Pipeline Breakdown:
- TPC-H Sample Data
- DuckDB and Pandas
- MinIO bucket
- Metabase Dashboard
TPC-H sample data is extracted, transformed, and loaded from MySQL using Python, DuckDB and Pandas into a MinIO bucket as a data lakehouse. A simple dashboard is created using Metabase. The data pipeline tasks are managed using Dagster, ensuring consistent data processing. Data is stored and managed using MinIO as a self-hosted, S3-compatible object storage solution. The data pipeline components are containerized using Docker.

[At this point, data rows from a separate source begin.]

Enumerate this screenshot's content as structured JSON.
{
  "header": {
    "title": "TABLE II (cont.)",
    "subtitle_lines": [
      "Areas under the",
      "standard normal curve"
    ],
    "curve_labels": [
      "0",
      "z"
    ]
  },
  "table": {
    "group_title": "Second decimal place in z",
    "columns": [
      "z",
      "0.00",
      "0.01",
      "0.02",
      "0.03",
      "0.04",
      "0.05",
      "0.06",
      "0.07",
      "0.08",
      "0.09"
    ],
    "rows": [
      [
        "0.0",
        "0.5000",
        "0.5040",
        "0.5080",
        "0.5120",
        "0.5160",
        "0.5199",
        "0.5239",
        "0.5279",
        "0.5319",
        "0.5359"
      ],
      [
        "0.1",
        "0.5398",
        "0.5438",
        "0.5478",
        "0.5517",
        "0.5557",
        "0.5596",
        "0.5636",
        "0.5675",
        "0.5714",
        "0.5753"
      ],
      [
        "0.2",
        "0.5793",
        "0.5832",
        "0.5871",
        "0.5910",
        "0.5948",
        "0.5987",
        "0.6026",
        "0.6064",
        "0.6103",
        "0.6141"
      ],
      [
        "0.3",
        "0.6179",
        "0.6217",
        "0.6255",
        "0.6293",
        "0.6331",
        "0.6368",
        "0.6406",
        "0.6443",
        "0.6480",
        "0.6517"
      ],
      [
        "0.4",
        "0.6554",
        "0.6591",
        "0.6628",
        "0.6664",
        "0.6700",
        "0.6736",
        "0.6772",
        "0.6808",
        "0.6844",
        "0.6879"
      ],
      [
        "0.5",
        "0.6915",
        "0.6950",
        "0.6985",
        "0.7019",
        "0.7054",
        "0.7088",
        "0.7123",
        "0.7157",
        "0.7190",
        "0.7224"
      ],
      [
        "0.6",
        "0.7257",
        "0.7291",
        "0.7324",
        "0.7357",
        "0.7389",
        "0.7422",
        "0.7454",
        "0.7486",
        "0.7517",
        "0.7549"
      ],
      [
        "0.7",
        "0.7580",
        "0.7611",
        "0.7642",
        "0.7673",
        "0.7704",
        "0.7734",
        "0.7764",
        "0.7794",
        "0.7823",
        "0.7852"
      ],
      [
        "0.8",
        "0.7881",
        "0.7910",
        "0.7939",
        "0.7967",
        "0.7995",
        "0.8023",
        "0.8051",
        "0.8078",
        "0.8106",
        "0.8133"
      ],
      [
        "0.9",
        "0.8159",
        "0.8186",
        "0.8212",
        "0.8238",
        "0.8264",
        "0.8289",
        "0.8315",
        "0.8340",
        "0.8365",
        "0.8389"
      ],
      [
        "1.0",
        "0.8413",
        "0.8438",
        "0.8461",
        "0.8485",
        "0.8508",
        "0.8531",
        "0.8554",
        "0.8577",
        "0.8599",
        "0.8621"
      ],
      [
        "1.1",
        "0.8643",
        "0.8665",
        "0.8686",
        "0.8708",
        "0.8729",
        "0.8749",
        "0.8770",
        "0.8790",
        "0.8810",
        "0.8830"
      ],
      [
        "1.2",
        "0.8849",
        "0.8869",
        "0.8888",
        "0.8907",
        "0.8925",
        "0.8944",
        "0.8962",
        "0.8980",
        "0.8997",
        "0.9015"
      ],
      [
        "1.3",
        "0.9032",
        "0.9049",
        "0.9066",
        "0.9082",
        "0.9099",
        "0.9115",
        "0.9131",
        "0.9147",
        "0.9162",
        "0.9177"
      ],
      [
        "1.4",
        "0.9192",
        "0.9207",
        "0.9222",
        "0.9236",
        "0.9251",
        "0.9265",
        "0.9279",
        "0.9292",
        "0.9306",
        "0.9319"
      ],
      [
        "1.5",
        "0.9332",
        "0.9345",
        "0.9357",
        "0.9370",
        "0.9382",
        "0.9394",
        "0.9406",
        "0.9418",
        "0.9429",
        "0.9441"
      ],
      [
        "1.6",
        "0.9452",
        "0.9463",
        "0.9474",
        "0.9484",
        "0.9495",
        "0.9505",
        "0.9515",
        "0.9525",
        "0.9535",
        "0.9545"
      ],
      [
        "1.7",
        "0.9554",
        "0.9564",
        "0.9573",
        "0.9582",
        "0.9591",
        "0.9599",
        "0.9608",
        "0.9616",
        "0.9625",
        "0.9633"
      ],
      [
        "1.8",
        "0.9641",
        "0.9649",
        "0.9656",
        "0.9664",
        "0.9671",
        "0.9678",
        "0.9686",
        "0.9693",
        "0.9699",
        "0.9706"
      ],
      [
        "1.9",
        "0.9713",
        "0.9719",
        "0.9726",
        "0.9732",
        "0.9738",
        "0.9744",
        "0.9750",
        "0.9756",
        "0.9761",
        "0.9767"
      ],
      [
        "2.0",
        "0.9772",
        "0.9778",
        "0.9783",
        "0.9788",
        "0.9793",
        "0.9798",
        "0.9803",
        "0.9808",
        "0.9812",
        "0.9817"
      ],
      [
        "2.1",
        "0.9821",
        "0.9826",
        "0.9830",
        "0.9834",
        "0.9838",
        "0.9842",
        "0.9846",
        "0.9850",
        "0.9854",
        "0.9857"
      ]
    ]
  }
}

- Data is extracted from MySQL using SQLAlchemy.
- The extracted data is transformed and loaded into a MinIO bucket using DuckDB.
- The data pipeline tasks are managed using Dagster.
- Data is stored and managed using MinIO.
- The data pipeline components are containerized using Docker.
1.) Why use DuckDB for ELT instead of Pandas or Polars? DuckDB offers a significant advantage with its SQL interface and its capability as a full OLAP database that supports different Client APIs. This makes it a beginner-friendly choice for my first project going with the data lakehouse architecture.
2.) Why use MinIO for data storage? MinIO provides a self-hosted, S3-compatible object storage solution, making it an ideal choice for managing and storing data locally.
This project was inspired by the Build a poor man’s data lake from scratch with DuckDB.